Her voice was quiet and shaky, and Jay was surprised to realise that she wasn’t just upset. She was afraid. He felt his face go red, hot tears stinging at his eyes and in danger of falling out. Jay clenched his fists in fury and raised them above his head, breathing sharply through his nose as he willed himself to calm down. He wanted to punch something—the car perhaps, or perhaps sweep their bags off the hood and throw them back into the flood. Once he had gotten a hold of himself, he opened his eyes just in time to see Susie flinch away from him. It was a minute action, lasting barely longer than a second, but he had caught it, and it caused his anger to sizzle out until it was replaced with sadness.

He fell onto his knees into the water, his head bowed. He would never hurt Susie. Never. But now she was scared. He was just like his father. He was just like Susie’s mother.

But then Susie fell onto her knees too, dropping the now empty lunch box into the flood and putting her arms around him. They clung to each other tightly, feeling each other’s warmth through their soaked clothes, and Susie babbled comfortingly in his ear, “Oh, Jay. Shh… It’s okay, Jay. I know you would never. You aren’t like them. It’s okay, you were just upset. It was the last chicken, after all, and you took so much care cooking it for us…”

She rubbed his back in circles. Amidst this mess, amidst her own discomfort and pain, she was still comforting him. The very thought of it, along with everything that has happened— leaving behind their horrible families, the deserted and now submerged highway, the glamorous ship still sailing in the distance and passing their pathetic camp—all of it caused a bubble of emotion to rise up Jay’s throat.

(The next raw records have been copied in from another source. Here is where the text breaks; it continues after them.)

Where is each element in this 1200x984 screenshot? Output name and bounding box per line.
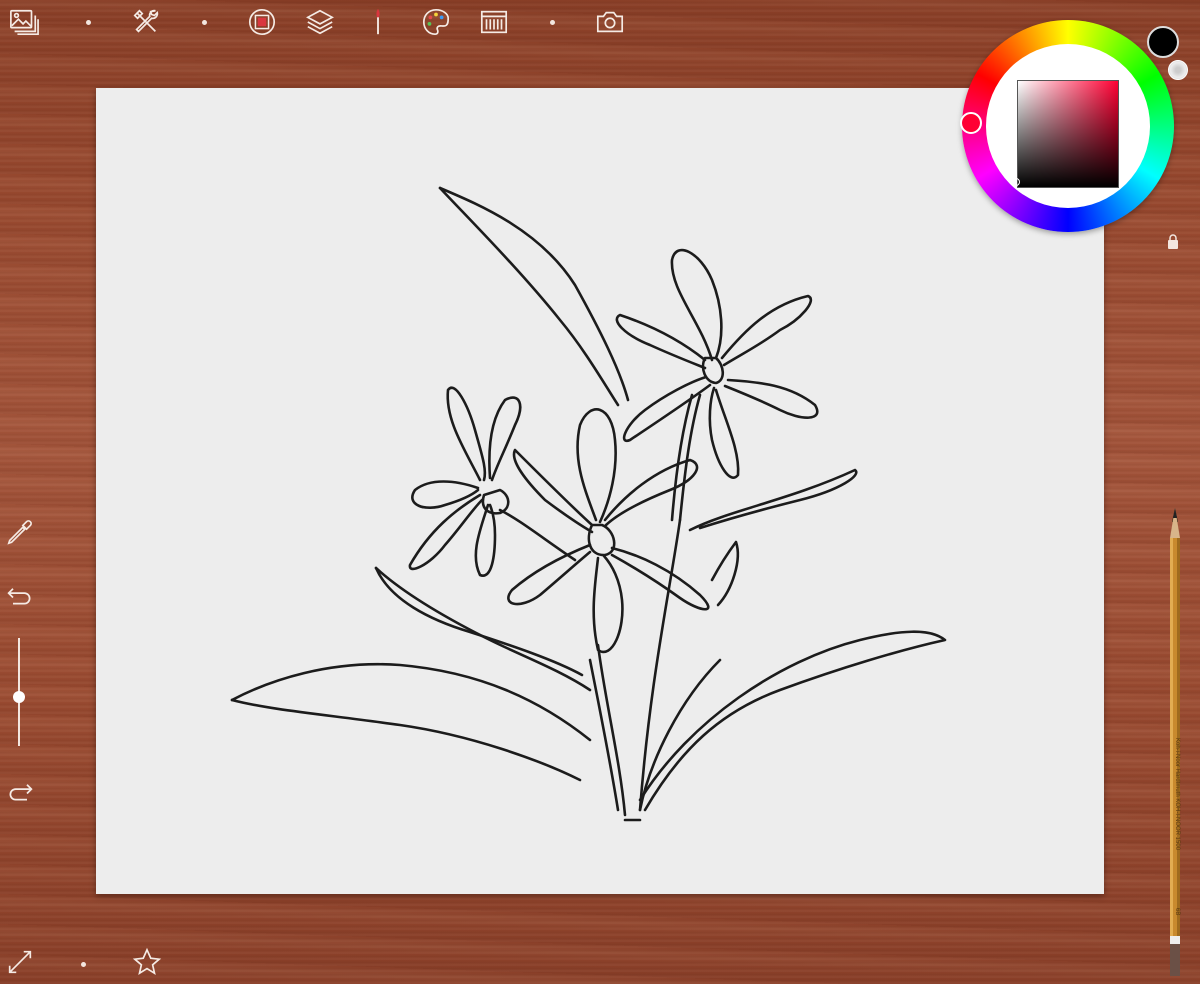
- tools-icon[interactable]: [130, 6, 162, 38]
- tracing-icon[interactable]: [246, 6, 278, 38]
- pencil-brand-text: Koh-i-Noor Hardtmuth KOH-I-NOOR 1500: [1174, 738, 1180, 851]
- current-color-swatch[interactable]: [1147, 26, 1179, 58]
- lock-icon[interactable]: [1167, 234, 1179, 250]
- library-icon[interactable]: [478, 6, 510, 38]
- brush-size-thumb[interactable]: [13, 691, 25, 704]
- undo-icon[interactable]: [4, 578, 36, 610]
- pencil-tool[interactable]: Koh-i-Noor Hardtmuth KOH-I-NOOR 1500 6B: [1160, 508, 1190, 976]
- eyedropper-icon[interactable]: [4, 516, 36, 548]
- bottom-toolbar: [0, 944, 200, 984]
- saturation-value-square[interactable]: [1017, 80, 1119, 188]
- palette-icon[interactable]: [420, 6, 452, 38]
- fullscreen-icon[interactable]: [4, 946, 36, 978]
- toolbar-separator: [86, 20, 91, 25]
- camera-icon[interactable]: [594, 6, 626, 38]
- color-picker[interactable]: [960, 20, 1174, 250]
- layers-icon[interactable]: [304, 6, 336, 38]
- redo-icon[interactable]: [4, 774, 36, 806]
- star-icon[interactable]: [131, 946, 163, 978]
- brush-icon[interactable]: [362, 6, 394, 38]
- toolbar-separator: [81, 962, 86, 967]
- texture-swatch[interactable]: [1168, 60, 1188, 80]
- gallery-icon[interactable]: [8, 6, 40, 38]
- saturation-handle[interactable]: [1012, 178, 1020, 186]
- toolbar-separator: [202, 20, 207, 25]
- sketch-drawing: [230, 186, 947, 822]
- pencil-grade: 6B: [1174, 908, 1180, 915]
- toolbar-separator: [550, 20, 555, 25]
- left-side-tools: [0, 500, 40, 820]
- drawing-canvas[interactable]: [96, 88, 1104, 894]
- hue-handle[interactable]: [960, 112, 982, 134]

And suddenly, he was laughing.

Susie pulled away from him, confused, and the look on her face made Jay laugh even harder. They stood up, and they saw that the water was now up to their calves. A pair of boxers floated past them on the road. Their chicken was gone. Their backpacks were wet. Behind them, the S.S. Salvation kept cruising peacefully, blasting loud music on speakers, seemingly unaware or even uncaring that its sailing had destroyed whatever temporary relief Jay and Susie had. The smoke from the ship’s funnel kept dancing upwards into the sky.

Jay kept laughing.

Then, Susie started laughing too.

They doubled over like idiots, laughing maniacally, wheezing and clutching their stomachs. The sun started to set, leaving the blue sky with orange and red streaks. With a whoop, Jay jumped and pumped his fist into the air, as if he was a superhero. Susie hollered and kicked at the flood, splashing him in the face. They ran, chasing each other, twirling and spinning each other into circles. As if they weren’t survivors, refugees, two broken people on a highway at the end of the world. Instead, together they were simply Jay and Susie, recklessly in love, finding salvation in each other’s arms. They played in the water despite their hungry and panging stomachs. They ran and danced like kids fuelled by goodwill and hope, pretending to be on a beach in the middle of paradise, with the setting sun shining on their young faces.

They held each other, kissing and giggling, swaying and singing along to the distant music of that passing ship that they had no place in. They had nowhere to go, and for the first time, no desire to go anywhere.

It was just them. Just the two of them, dancing and swaying in the wind. Laughing and laughing, until tears pricked their eyes. Until the music from the ship had long since faded, and the only sound left was their cries.